À Oran, les formations politiques engagées dans les élections législatives prévues le 2 juillet prochain n’ont pas encore finalisé leurs listes de candidats. En dépit de réunions successives et de retouches de dernière minute, les états-majors locaux peinent encore à stabiliser des compositions appelées à évoluer jusqu’aux ultimes arbitrages.

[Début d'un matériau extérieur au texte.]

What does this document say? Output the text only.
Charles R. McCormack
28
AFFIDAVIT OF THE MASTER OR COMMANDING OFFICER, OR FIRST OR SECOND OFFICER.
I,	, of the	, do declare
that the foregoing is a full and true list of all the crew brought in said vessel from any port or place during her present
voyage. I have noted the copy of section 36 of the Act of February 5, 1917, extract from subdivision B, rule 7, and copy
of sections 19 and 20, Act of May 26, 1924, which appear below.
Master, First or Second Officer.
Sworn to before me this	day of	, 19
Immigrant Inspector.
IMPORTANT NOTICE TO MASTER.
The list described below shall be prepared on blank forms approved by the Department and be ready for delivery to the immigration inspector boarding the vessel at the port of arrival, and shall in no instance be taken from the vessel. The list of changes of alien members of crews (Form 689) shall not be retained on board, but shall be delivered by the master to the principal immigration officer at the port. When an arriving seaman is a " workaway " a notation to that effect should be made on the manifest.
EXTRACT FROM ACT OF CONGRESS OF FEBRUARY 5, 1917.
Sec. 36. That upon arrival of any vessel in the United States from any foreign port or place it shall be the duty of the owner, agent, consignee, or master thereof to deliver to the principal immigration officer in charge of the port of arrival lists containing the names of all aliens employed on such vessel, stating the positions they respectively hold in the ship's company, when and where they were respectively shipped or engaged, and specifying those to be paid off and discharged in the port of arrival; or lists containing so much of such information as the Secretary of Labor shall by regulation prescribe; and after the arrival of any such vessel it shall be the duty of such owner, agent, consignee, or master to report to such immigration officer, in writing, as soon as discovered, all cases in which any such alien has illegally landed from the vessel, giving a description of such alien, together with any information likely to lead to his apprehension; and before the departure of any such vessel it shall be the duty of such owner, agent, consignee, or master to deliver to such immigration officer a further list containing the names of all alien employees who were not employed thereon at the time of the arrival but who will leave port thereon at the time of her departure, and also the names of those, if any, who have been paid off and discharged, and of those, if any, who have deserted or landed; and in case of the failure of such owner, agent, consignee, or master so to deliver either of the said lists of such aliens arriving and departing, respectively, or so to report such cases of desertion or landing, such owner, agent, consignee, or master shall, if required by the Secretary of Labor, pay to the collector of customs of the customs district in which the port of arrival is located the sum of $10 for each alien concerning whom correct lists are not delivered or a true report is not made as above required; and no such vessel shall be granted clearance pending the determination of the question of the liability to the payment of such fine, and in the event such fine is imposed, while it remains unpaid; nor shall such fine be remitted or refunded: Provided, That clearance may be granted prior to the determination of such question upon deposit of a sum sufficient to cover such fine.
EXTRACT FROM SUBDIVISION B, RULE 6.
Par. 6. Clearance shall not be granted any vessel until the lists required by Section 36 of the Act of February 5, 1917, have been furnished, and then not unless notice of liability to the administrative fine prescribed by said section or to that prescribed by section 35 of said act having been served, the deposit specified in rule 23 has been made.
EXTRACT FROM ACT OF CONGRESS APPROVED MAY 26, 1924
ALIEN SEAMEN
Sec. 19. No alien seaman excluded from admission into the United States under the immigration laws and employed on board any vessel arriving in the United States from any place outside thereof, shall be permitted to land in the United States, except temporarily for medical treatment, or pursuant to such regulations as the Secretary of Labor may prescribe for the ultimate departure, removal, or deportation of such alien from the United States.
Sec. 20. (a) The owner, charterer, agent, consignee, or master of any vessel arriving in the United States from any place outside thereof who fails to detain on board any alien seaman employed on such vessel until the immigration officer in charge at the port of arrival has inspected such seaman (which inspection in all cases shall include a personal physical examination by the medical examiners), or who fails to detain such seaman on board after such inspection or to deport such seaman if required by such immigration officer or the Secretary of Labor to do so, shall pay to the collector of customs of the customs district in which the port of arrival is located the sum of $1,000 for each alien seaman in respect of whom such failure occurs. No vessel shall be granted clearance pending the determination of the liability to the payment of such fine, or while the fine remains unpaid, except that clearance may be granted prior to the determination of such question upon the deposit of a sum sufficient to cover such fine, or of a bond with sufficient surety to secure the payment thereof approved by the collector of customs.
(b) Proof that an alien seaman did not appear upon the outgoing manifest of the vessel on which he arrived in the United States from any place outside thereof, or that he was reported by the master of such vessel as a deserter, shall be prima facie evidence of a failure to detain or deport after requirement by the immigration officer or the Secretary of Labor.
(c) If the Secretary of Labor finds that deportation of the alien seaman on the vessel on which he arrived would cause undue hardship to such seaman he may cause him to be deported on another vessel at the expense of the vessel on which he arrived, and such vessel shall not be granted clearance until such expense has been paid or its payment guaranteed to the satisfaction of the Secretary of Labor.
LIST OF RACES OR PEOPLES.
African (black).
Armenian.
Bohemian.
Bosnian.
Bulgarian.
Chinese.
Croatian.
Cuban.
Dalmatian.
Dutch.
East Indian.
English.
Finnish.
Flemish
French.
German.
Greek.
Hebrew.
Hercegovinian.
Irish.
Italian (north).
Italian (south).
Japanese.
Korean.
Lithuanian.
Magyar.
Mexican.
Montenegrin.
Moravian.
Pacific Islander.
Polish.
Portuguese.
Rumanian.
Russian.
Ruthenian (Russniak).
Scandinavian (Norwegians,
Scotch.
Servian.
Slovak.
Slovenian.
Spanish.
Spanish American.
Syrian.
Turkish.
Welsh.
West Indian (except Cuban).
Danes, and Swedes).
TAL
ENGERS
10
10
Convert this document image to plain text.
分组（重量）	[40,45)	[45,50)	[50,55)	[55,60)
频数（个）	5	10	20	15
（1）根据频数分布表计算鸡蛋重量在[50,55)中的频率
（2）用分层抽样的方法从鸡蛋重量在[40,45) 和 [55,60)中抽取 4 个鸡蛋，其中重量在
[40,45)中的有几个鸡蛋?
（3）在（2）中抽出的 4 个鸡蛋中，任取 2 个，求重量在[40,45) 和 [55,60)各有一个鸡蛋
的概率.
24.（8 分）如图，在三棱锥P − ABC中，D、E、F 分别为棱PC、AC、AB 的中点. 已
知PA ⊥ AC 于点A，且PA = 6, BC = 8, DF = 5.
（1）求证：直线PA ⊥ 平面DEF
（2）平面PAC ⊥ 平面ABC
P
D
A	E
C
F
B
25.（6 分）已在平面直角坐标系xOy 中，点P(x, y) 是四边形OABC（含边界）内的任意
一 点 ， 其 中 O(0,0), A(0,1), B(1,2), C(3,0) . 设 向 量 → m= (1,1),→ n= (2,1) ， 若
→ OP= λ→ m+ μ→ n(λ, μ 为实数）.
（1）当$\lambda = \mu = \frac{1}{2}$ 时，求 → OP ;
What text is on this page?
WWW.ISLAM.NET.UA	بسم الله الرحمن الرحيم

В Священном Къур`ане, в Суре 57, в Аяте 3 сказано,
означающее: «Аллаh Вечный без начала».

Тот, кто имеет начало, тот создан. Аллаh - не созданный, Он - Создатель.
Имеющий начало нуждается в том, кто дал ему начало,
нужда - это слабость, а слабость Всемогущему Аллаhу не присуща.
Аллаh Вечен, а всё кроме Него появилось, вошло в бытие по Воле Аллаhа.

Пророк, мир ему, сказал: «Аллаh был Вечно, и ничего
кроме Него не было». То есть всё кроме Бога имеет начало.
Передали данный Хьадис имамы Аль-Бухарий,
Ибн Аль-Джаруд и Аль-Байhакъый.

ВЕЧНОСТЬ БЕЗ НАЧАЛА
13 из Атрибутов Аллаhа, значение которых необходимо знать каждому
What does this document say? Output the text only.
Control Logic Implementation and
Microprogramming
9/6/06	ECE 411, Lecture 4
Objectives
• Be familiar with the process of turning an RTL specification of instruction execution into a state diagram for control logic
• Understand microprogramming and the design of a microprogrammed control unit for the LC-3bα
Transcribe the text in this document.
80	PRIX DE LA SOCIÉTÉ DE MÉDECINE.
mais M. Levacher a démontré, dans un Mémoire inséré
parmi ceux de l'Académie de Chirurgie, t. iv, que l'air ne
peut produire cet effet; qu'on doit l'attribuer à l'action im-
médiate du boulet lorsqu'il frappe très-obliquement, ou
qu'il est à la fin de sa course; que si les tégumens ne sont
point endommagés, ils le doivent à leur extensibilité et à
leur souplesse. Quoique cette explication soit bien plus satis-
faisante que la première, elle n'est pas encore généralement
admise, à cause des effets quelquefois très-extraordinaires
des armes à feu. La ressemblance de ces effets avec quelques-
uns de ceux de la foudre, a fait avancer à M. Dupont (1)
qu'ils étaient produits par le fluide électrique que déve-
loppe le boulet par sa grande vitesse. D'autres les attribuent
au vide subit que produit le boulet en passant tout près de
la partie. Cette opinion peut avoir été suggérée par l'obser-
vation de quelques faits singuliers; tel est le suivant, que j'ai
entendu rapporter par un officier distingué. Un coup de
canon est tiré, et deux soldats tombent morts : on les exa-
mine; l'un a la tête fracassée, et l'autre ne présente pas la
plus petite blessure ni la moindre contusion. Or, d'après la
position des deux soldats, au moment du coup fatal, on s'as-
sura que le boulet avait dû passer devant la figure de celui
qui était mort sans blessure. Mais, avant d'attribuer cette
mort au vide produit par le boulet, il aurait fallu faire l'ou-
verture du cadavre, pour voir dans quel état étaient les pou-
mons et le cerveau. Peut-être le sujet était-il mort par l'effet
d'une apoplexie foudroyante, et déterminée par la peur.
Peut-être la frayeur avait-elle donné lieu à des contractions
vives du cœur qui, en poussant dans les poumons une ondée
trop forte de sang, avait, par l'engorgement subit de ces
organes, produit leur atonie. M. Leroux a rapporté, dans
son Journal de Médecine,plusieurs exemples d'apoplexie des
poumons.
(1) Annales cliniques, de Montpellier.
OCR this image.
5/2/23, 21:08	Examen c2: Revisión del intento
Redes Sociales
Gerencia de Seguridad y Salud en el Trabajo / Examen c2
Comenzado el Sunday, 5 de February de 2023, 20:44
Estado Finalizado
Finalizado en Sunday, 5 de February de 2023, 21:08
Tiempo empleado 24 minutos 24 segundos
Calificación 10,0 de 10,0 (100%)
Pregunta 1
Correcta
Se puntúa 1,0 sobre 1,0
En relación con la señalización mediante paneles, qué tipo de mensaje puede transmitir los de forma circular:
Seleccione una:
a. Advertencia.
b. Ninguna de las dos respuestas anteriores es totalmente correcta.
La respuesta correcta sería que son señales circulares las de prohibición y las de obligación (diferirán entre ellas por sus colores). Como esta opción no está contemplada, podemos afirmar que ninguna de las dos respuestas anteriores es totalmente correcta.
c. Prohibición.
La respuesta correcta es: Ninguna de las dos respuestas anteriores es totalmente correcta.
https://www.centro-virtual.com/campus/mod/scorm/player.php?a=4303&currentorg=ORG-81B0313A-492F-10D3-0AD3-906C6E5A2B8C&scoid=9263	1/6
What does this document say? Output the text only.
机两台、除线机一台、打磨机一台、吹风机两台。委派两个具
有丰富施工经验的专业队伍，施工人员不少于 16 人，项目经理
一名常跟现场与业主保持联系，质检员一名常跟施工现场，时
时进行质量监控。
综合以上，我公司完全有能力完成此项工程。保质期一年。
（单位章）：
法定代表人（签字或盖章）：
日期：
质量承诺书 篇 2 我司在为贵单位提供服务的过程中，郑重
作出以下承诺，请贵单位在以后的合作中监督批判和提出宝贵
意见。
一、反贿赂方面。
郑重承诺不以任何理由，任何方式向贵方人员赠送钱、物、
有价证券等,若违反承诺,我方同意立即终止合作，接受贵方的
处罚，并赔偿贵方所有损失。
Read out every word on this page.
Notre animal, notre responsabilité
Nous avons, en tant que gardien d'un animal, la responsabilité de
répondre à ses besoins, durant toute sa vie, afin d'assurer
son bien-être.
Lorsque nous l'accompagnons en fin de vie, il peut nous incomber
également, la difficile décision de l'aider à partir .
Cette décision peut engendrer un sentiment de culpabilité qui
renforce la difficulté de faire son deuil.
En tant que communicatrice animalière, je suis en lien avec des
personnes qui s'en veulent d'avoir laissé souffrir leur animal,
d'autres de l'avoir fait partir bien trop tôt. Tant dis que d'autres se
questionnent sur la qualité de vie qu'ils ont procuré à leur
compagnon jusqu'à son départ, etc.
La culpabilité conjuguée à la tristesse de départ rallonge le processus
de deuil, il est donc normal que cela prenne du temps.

Cette phase d’incertitude intervient dans un climat alimenté par la circulation de nombreuses fuites, présentées comme « quasi confirmées » au sein de plusieurs partis, notamment le Rassemblement national démocratique (RND) et le Front de libération nationale (FLN). Ces listes non officielles, dont la fiabilité est estimée par certains observateurs à près de 80 %, évoquent des ajustements importants, entre retraits ciblés et nouvelles intégrations, attisant ainsi les spéculations à l’approche des échéances.

Dans ce contexte, la majorité des partis politiques concernés, dispensés de la collecte des signatures, s’apprêtent à entamer, à partir de ce samedi, le dépôt des dossiers de déclaration de candidature auprès de la délégation de wilaya de l’Autorité indépendante chargée des élections à Oran. Cette étape administrative marque l’entrée dans la phase opérationnelle du processus électoral.

Seul le Mouvement de la société pour la paix (MSP) a déjà franchi ce cap, en déposant son dossier lundi dernier auprès de la même instance. Les sept autres formations concernées — le Front de l’avenir, le RND, le FLN, Sawt Echaâb, Ennahda, El Bina et le Rassemblement pour l’espoir de l’Algérie (TAJ) — n’ont pas encore procédé au dépôt officiel, préférant attendre, selon des sources concordantes, le moment jugé le plus opportun d’ici la fin de la semaine.

Le FLN conteste l’existence d’une liste arrêtée

Au sein de la direction locale du FLN à Oran, des sources internes affirment que le processus de désignation des candidats reste ouvert jusqu’au week-end. Le parti devrait, selon ces mêmes sources, convoquer les militants concernés à travers les différentes wilayas afin de leur notifier les décisions d’investiture à partir de jeudi.

La formation politique dément catégoriquement l’existence d’une liste finale arrêtée sous son sigle. Les documents et noms diffusés sur les réseaux sociaux sont qualifiés de simples rumeurs, destinées, selon elle, à alimenter la confusion et à créer des tensions au sein de la base militante.

Certaines fuites évoquent toutefois l’émergence de nouveaux profils ayant rejoint récemment le parti en provenance d’autres formations politiques, au détriment de cadres historiques et de militants de longue date. Une évolution qui rompt, selon plusieurs observateurs, avec la tradition du parti, historiquement adossée à ses structures organiques et à ses figures de terrain.

Dans le même temps, des voix internes, notamment parmi des militants engagés depuis de nombreuses années, expriment un malaise grandissant. Ils dénoncent un sentiment d’exclusion avant même la publication officielle des listes, et s’interrogent sur les critères de sélection, en particulier celui de la « popularité », devenu central dans les arbitrages.

Des tensions et démissions en cascade dans plusieurs partis

D’autres formations politiques ne sont pas épargnées par ces tensions de dernière minute. Des ajustements ont été opérés dans plusieurs listes locales, sur fond de contestations internes. Dans certains cas, des militants, dont des jeunes, ont annoncé publiquement leur démission sur les réseaux sociaux, dénonçant leur mise à l’écart ou des choix jugés contestables dans la composition des listes.

Au Rassemblement national démocratique (RND), la direction affiche une réserve prudente. Selon des sources proches du parti, la liste aurait été finalisée et validée au niveau central, avec l’aval du secrétaire général. Elle devrait être déposée dans les délais impartis auprès de la délégation de l’Autorité indépendante des élections, avant son examen et sa validation officielle.

Toujours selon les mêmes sources, certaines contestations internes portent sur l’introduction de nouveaux noms dans la liste. Toutefois, la direction locale privilégie une stratégie d’apaisement, en cherchant à rassurer sa base militante et en mettant en avant une composition supposée équilibrée entre cadres et militants du parti.